My father stood in front of the sink in the bathroom he shared with my mother. The color of the tiny floor tiles was green; and the color of the tiles on the walls, an old mustard yellow. Looking down, unseen, from the second floor window of the house we built next door that my children and I lived in, I could swear it was almost the same color as his skin. He took his time, my father: he took off the watch on his wrist and folded the cuffs of the daytime shirt he wore under an old cardigan. He was going to brush his teeth, gargle with mouthwash, spit with effort: all movements slower now that the rest of him was testing the currents of this new sea his doctors referred to as The Gradual Decline. Pills in the morning, at noon, and again at night for the faltering heart, the heart that skipped a beat like the old record he used to play.
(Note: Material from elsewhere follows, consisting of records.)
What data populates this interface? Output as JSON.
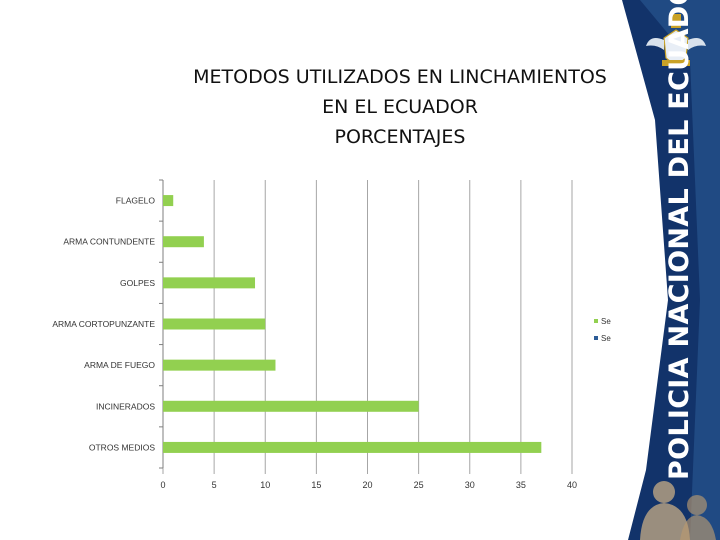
{
  "slide": {
    "title_lines": [
      "METODOS UTILIZADOS EN LINCHAMIENTOS",
      "EN EL ECUADOR",
      "PORCENTAJES"
    ],
    "brand_text": "POLICIA NACIONAL DEL ECUADOR",
    "colors": {
      "bar": "#92d050",
      "banner_dark": "#12336a",
      "banner_mid": "#2c5c97",
      "axis": "#7f7f7f"
    }
  },
  "chart_data": {
    "type": "bar",
    "orientation": "horizontal",
    "title": "METODOS UTILIZADOS EN LINCHAMIENTOS EN EL ECUADOR PORCENTAJES",
    "categories": [
      "FLAGELO",
      "ARMA CONTUNDENTE",
      "GOLPES",
      "ARMA CORTOPUNZANTE",
      "ARMA DE FUEGO",
      "INCINERADOS",
      "OTROS MEDIOS"
    ],
    "series": [
      {
        "name": "Se",
        "values": [
          1,
          4,
          9,
          10,
          11,
          25,
          37
        ]
      },
      {
        "name": "Se",
        "values": [
          0,
          0,
          0,
          0,
          0,
          0,
          0
        ]
      }
    ],
    "xlim": [
      0,
      40
    ],
    "xticks": [
      "0",
      "5",
      "10",
      "15",
      "20",
      "25",
      "30",
      "35",
      "40"
    ],
    "grid": true,
    "legend": "right",
    "xlabel": "",
    "ylabel": ""
  }
}
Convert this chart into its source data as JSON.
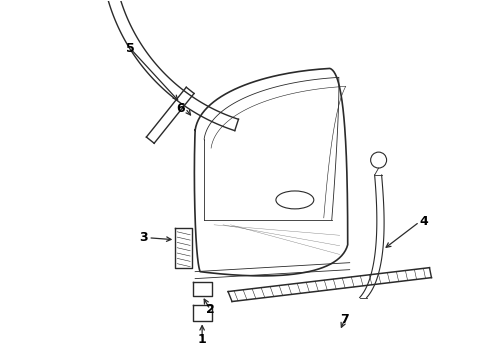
{
  "bg_color": "#ffffff",
  "lc": "#2a2a2a",
  "fs": 9,
  "figsize": [
    4.9,
    3.6
  ],
  "dpi": 100
}
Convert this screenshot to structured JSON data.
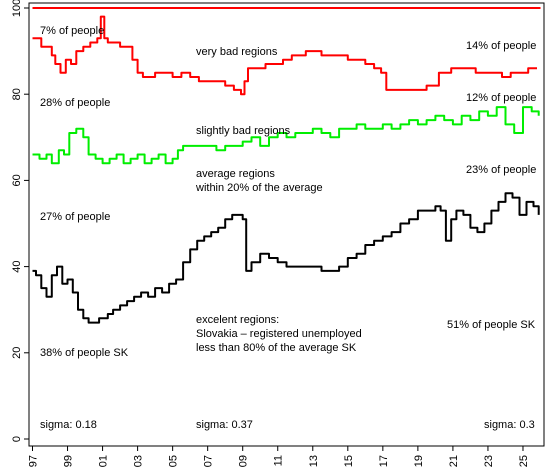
{
  "chart_data": {
    "type": "line",
    "title": "",
    "xlabel": "",
    "ylabel": "",
    "xlim": [
      1996.8,
      2026.2
    ],
    "ylim": [
      0,
      100
    ],
    "x_ticks": [
      {
        "value": 1997,
        "label": "97"
      },
      {
        "value": 1999,
        "label": "99"
      },
      {
        "value": 2001,
        "label": "01"
      },
      {
        "value": 2003,
        "label": "03"
      },
      {
        "value": 2005,
        "label": "05"
      },
      {
        "value": 2007,
        "label": "07"
      },
      {
        "value": 2009,
        "label": "09"
      },
      {
        "value": 2011,
        "label": "11"
      },
      {
        "value": 2013,
        "label": "13"
      },
      {
        "value": 2015,
        "label": "15"
      },
      {
        "value": 2017,
        "label": "17"
      },
      {
        "value": 2019,
        "label": "19"
      },
      {
        "value": 2021,
        "label": "21"
      },
      {
        "value": 2023,
        "label": "23"
      },
      {
        "value": 2025,
        "label": "25"
      }
    ],
    "y_ticks": [
      0,
      20,
      40,
      60,
      80,
      100
    ],
    "grid": false,
    "legend": "none",
    "series": [
      {
        "color": "#ff0000",
        "x": [
          1997,
          2026
        ],
        "y": [
          100,
          100
        ]
      },
      {
        "color": "#ff0000",
        "x": [
          1997,
          1997.5,
          1997.8,
          1998.1,
          1998.3,
          1998.6,
          1998.9,
          1999.2,
          1999.5,
          1999.9,
          2000.3,
          2000.7,
          2000.9,
          2001.1,
          2001.3,
          2001.7,
          2002.0,
          2002.4,
          2002.7,
          2003.0,
          2003.3,
          2003.7,
          2004.0,
          2004.5,
          2005.0,
          2005.5,
          2006.0,
          2006.5,
          2007.0,
          2007.5,
          2008.0,
          2008.5,
          2008.9,
          2009.1,
          2009.3,
          2009.8,
          2010.3,
          2010.8,
          2011.3,
          2011.8,
          2012.2,
          2012.6,
          2013.0,
          2013.5,
          2014.0,
          2014.5,
          2015.0,
          2015.5,
          2016.0,
          2016.5,
          2016.9,
          2017.2,
          2017.6,
          2018.2,
          2018.8,
          2019.5,
          2020.2,
          2020.6,
          2020.9,
          2021.3,
          2021.8,
          2022.3,
          2022.8,
          2023.3,
          2023.8,
          2024.3,
          2024.8,
          2025.3,
          2025.8
        ],
        "y": [
          93,
          91,
          91,
          89,
          87,
          85,
          88,
          87,
          90,
          91,
          92,
          93,
          98,
          93,
          92,
          92,
          91,
          91,
          88,
          85,
          84,
          84,
          85,
          85,
          84,
          85,
          84,
          83,
          83,
          83,
          82,
          81,
          80,
          83,
          86,
          86,
          87,
          87,
          88,
          89,
          89,
          90,
          90,
          89,
          89,
          89,
          88,
          88,
          87,
          86,
          85,
          81,
          81,
          81,
          81,
          82,
          85,
          85,
          86,
          86,
          86,
          85,
          85,
          85,
          84,
          85,
          85,
          86,
          86
        ]
      },
      {
        "color": "#00ee00",
        "x": [
          1997,
          1997.4,
          1997.8,
          1998.1,
          1998.5,
          1998.8,
          1999.1,
          1999.5,
          1999.9,
          2000.2,
          2000.6,
          2001.0,
          2001.4,
          2001.8,
          2002.2,
          2002.6,
          2003.0,
          2003.4,
          2003.8,
          2004.2,
          2004.6,
          2005.0,
          2005.3,
          2005.6,
          2006.0,
          2006.5,
          2007.0,
          2007.5,
          2008.0,
          2008.5,
          2009.0,
          2009.5,
          2010.0,
          2010.5,
          2011.0,
          2011.5,
          2012.0,
          2012.5,
          2013.0,
          2013.5,
          2014.0,
          2014.5,
          2015.0,
          2015.5,
          2016.0,
          2016.5,
          2017.0,
          2017.5,
          2018.0,
          2018.5,
          2019.0,
          2019.5,
          2020.0,
          2020.5,
          2021.0,
          2021.5,
          2022.0,
          2022.5,
          2023.0,
          2023.5,
          2024.0,
          2024.5,
          2025.0,
          2025.5,
          2025.9
        ],
        "y": [
          66,
          65,
          66,
          64,
          67,
          66,
          71,
          72,
          70,
          66,
          65,
          64,
          65,
          66,
          64,
          65,
          66,
          64,
          65,
          66,
          64,
          65,
          67,
          68,
          68,
          68,
          68,
          67,
          68,
          68,
          69,
          70,
          68,
          70,
          71,
          70,
          71,
          71,
          72,
          71,
          70,
          72,
          72,
          73,
          72,
          72,
          73,
          72,
          73,
          74,
          73,
          74,
          75,
          74,
          73,
          75,
          74,
          76,
          75,
          77,
          73,
          71,
          77,
          76,
          75
        ]
      },
      {
        "color": "#000000",
        "x": [
          1997,
          1997.2,
          1997.5,
          1997.8,
          1998.1,
          1998.4,
          1998.7,
          1999.0,
          1999.3,
          1999.6,
          1999.9,
          2000.2,
          2000.5,
          2000.8,
          2001.0,
          2001.3,
          2001.6,
          2002.0,
          2002.4,
          2002.8,
          2003.2,
          2003.6,
          2004.0,
          2004.4,
          2004.8,
          2005.2,
          2005.6,
          2006.0,
          2006.4,
          2006.8,
          2007.2,
          2007.6,
          2008.0,
          2008.4,
          2008.7,
          2009.0,
          2009.2,
          2009.5,
          2010.0,
          2010.5,
          2011.0,
          2011.5,
          2012.0,
          2012.5,
          2013.0,
          2013.5,
          2014.0,
          2014.5,
          2015.0,
          2015.5,
          2016.0,
          2016.5,
          2017.0,
          2017.5,
          2018.0,
          2018.5,
          2019.0,
          2019.5,
          2020.0,
          2020.3,
          2020.6,
          2020.9,
          2021.2,
          2021.6,
          2022.0,
          2022.4,
          2022.8,
          2023.2,
          2023.6,
          2024.0,
          2024.4,
          2024.8,
          2025.2,
          2025.6,
          2025.9
        ],
        "y": [
          39,
          38,
          35,
          33,
          38,
          40,
          36,
          37,
          34,
          30,
          28,
          27,
          27,
          28,
          28,
          29,
          30,
          31,
          32,
          33,
          34,
          33,
          35,
          34,
          36,
          37,
          41,
          44,
          46,
          47,
          48,
          49,
          51,
          52,
          52,
          51,
          39,
          41,
          43,
          42,
          41,
          40,
          40,
          40,
          40,
          39,
          39,
          40,
          42,
          43,
          45,
          46,
          47,
          48,
          50,
          51,
          53,
          53,
          54,
          53,
          46,
          51,
          53,
          52,
          49,
          48,
          50,
          53,
          55,
          57,
          56,
          52,
          55,
          54,
          52
        ]
      }
    ],
    "annotations": {
      "top_left": "7% of people",
      "top_right": "14% of people",
      "very_bad": "very bad regions",
      "left_28": "28% of people",
      "right_12": "12% of people",
      "slightly_bad": "slightly bad regions",
      "right_23": "23% of people",
      "average_1": "average regions",
      "average_2": "within 20% of the average",
      "left_27": "27% of people",
      "excellent_1": "excelent regions:",
      "excellent_2": "Slovakia – registered unemployed",
      "excellent_3": "less than 80% of the average SK",
      "right_51": "51% of people SK",
      "left_38": "38% of people SK",
      "sigma_1": "sigma: 0.18",
      "sigma_2": "sigma: 0.37",
      "sigma_3": "sigma: 0.3"
    }
  }
}
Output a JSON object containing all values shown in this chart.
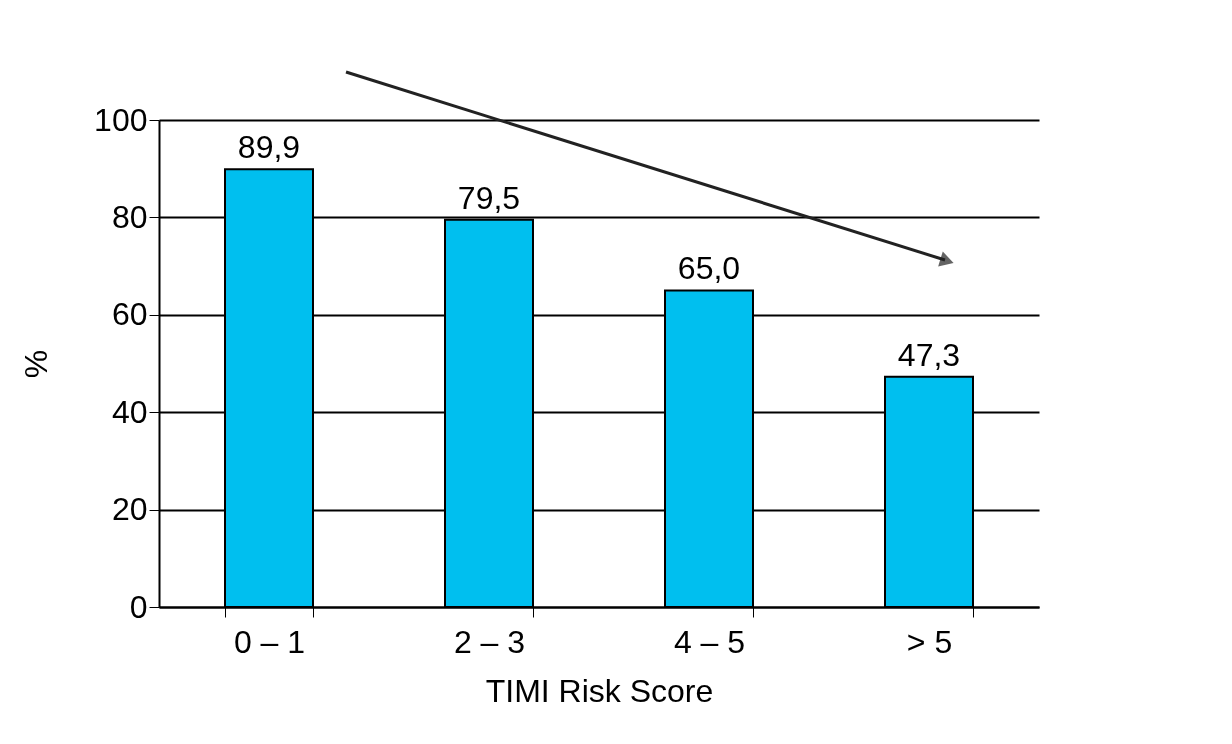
{
  "chart_data": {
    "type": "bar",
    "xlabel": "TIMI Risk Score",
    "ylabel": "%",
    "categories": [
      "0 – 1",
      "2 – 3",
      "4 – 5",
      "> 5"
    ],
    "values": [
      89.9,
      79.5,
      65.0,
      47.3
    ],
    "value_labels": [
      "89,9",
      "79,5",
      "65,0",
      "47,3"
    ],
    "color": "#00bfef",
    "ylim": [
      0,
      100
    ],
    "yticks": [
      0,
      20,
      40,
      60,
      80,
      100
    ],
    "grid": "y"
  }
}
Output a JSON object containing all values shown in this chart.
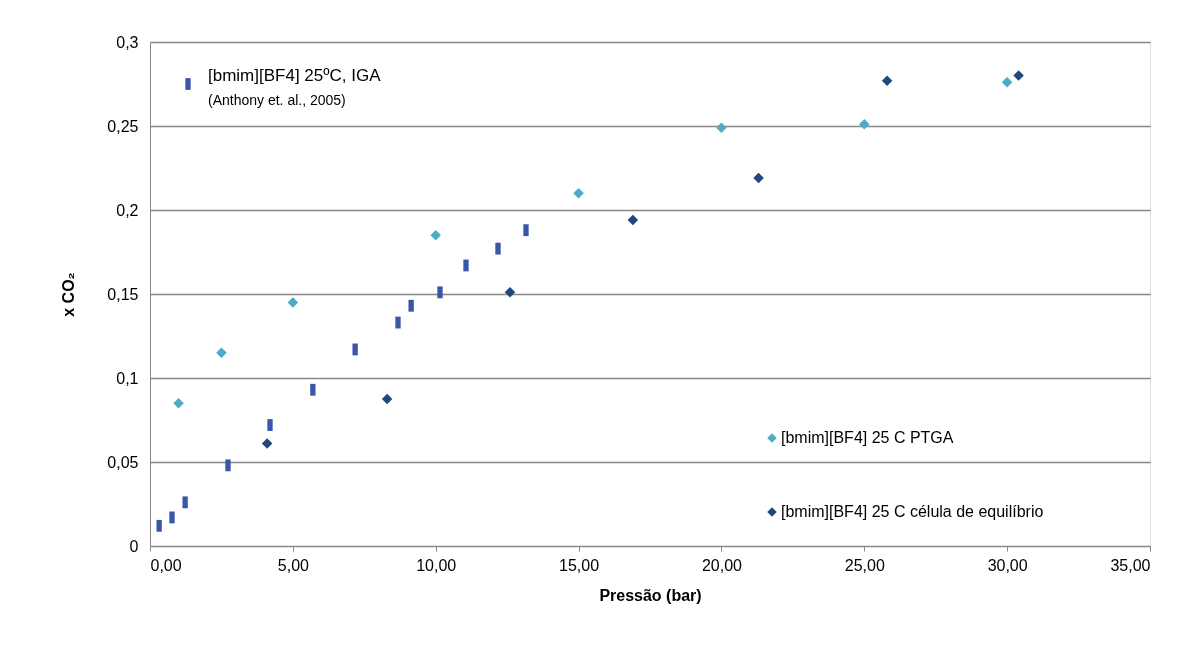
{
  "chart_data": {
    "type": "scatter",
    "xlabel": "Pressão (bar)",
    "ylabel": "x CO₂",
    "xlim": [
      0,
      35
    ],
    "ylim": [
      0,
      0.3
    ],
    "xticks": [
      {
        "value": 0,
        "label": "0,00"
      },
      {
        "value": 5,
        "label": "5,00"
      },
      {
        "value": 10,
        "label": "10,00"
      },
      {
        "value": 15,
        "label": "15,00"
      },
      {
        "value": 20,
        "label": "20,00"
      },
      {
        "value": 25,
        "label": "25,00"
      },
      {
        "value": 30,
        "label": "30,00"
      },
      {
        "value": 35,
        "label": "35,00"
      }
    ],
    "yticks": [
      {
        "value": 0,
        "label": "0"
      },
      {
        "value": 0.05,
        "label": "0,05"
      },
      {
        "value": 0.1,
        "label": "0,1"
      },
      {
        "value": 0.15,
        "label": "0,15"
      },
      {
        "value": 0.2,
        "label": "0,2"
      },
      {
        "value": 0.25,
        "label": "0,25"
      },
      {
        "value": 0.3,
        "label": "0,3"
      }
    ],
    "grid": "y",
    "legend": "top left",
    "annotations": [
      "(Anthony et. al., 2005)"
    ],
    "series": [
      {
        "name": "[bmim][BF4] 25ºC, IGA",
        "color": "#3a56a8",
        "marker": "square",
        "x": [
          0.32,
          0.77,
          1.23,
          2.73,
          4.2,
          5.7,
          7.18,
          8.68,
          9.14,
          10.15,
          11.06,
          12.18,
          13.16
        ],
        "values": [
          0.012,
          0.017,
          0.026,
          0.048,
          0.072,
          0.093,
          0.117,
          0.133,
          0.143,
          0.151,
          0.167,
          0.177,
          0.188
        ]
      },
      {
        "name": "[bmim][BF4] 25  C PTGA",
        "color": "#4bacc6",
        "marker": "diamond",
        "x": [
          1.0,
          2.5,
          5.0,
          10.0,
          15.0,
          20.0,
          25.0,
          30.0
        ],
        "values": [
          0.085,
          0.115,
          0.145,
          0.185,
          0.21,
          0.249,
          0.251,
          0.276
        ]
      },
      {
        "name": "[bmim][BF4] 25  C célula de equilíbrio",
        "color": "#1f497d",
        "marker": "diamond",
        "x": [
          4.1,
          8.3,
          12.6,
          16.9,
          21.3,
          25.8,
          30.4
        ],
        "values": [
          0.061,
          0.0875,
          0.151,
          0.194,
          0.219,
          0.277,
          0.28
        ]
      }
    ]
  }
}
Begin, it sang; and beguine—that little fancy, a passing infatuation with the idea of time not yet knighted by sadness. I held still, afraid if I blinked, the future would lose no time unseating us from the surface where we tried to hold our ground.
This touches me deeply, thinking of my own father’s continuing decline from Parkinson’s… and being unable to see him and knowing he will not recognise me the next time I do.
“the future would lose no time unseating us from
the surface where we tried to hold our ground.”
I am unseated, but did not know how to express it until I read your poem. Thank you.